Naturally this import surge has been a major driver in the rebound of commodity prices generally, and base metals in particular. It has also caused bulk freight rates to recover a long way from the depths of six months ago.
But how much of this is sustainable? For sure, final demand in China has been picking up, led by government directed capital investment. There is clearly some rebound in stocks of raw materials which were allowed to run down as a result of financial sector disruption and overall economic uncertainty in late 2008. Some import figures are not necessarily good indicators – coal for example as China is largely self-sufficient. Some of the buying may be being encouraged by the government to reduce the size of China's trade surplus.
But the numbers seem to be telling a much bigger story than either final demand pick-up or rebuilding of inventories to normal levels. They tell of the irresistible combination of very cheap and easily obtained money and a belief that commodity prices are cheap. Well, maybe they were three months ago. But how much of that recovery has been a self-reinforcing belief in the value of real assets?
That is not stupid. Offered cheap money and ordered to spend it is just as logical for mainland corporates to buy real assets just as it made sense for the sub-prime borrowers in the US to take out mortgage loans they could not afford. So long as cheap money rolled and with it prices, be they of houses or copper, it made sense to be on the bandwagon. If prices kept rising, you were ahead. If they did not, someone else (the taxpayer) took the hit.
For the commodity gamble today you do not even need the greed merchants of Wall Street as intermediaries. Just go to your local state bank manager only too keen to show he has been following directions from Beijing and borrow enough for a few shiploads of metal or soybeans.
The stupid part comes when outside investors, the innocents who rely on the advice of private bankers owned by the very same investment banks pushing dodgy paper, believe the new investment banker hype that high growth, high profits and high asset prices are back and if you don't get on the bandwagon soon it will be too late. Is that where we are now?
Maybe not if China is really back to sustainable 8 percent growth, and other Asian developing countries are also showing renewed strength. But much of this looks fragile. India's mix of loose monetary policy and huge government deficits will push inflation back to 5 percent by early next year according to the Reserve Bank of India (central bank) which is also warning about the unsustainability of the public sector deficit. China's brief era of deflation is probably a thing of the past, Korea is worrying about a new property price bubble, Australia beginning to consider interest rate rises and worrying about the debt burden left by massive stimulus which has worked in the short run but has a long term cost.

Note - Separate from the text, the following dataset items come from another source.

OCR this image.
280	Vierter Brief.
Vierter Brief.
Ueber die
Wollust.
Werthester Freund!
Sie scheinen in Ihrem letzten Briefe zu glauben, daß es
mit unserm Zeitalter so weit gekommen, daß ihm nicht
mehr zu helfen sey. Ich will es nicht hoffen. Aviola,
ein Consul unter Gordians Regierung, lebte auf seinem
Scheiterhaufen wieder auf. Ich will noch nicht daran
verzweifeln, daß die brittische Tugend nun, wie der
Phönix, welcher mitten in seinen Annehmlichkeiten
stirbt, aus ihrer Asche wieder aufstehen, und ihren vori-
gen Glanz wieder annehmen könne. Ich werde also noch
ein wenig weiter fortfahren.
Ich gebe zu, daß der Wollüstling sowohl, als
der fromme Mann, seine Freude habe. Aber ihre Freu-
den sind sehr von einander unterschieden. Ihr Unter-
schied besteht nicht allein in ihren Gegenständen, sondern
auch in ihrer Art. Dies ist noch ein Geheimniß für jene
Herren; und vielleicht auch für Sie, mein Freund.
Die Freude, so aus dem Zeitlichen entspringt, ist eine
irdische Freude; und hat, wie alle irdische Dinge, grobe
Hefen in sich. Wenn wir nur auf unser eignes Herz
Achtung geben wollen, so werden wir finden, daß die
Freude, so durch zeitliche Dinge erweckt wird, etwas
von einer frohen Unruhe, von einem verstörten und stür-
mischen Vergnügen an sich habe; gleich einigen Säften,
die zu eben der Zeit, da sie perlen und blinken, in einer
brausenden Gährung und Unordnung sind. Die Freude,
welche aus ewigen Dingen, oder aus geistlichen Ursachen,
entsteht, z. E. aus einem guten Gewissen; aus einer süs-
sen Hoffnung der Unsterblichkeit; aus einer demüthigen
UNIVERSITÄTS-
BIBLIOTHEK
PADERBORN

As for China, investment spending will account for 75 percent or so of the 8 percent claimed growth. That will make China's economy even more unbalanced than it was before the crisis and raises huge question marks over the balance sheets of its banks. Expansion in their equity base has fallen far behind loan growth and threatens huge problems if the loans go sour. The Chinese Banking Regulatory Commission is clearly worried, urging banks to lend for real investment not speculation but more than words are needed to restrain the lending frenzy.
There is all too little sign of the changes that China needs if the underlying global imbalance problems are to be resolved: a shift from investment to consumption-driven growth in China, and a sharp decline in its external surplus. Given the reluctance of China to allow its exchange rate to appreciate, the onus is on the US consumer to stop consuming. Or on the US to promote further decline in the dollar which would infuriate China and ratchet up tensions between China, determined to keep its currency linked to the US, and other countries, notably those in Europe.
So though massive stimulus everywhere may have brought the global financial system back from the brink, underlying imbalances remain.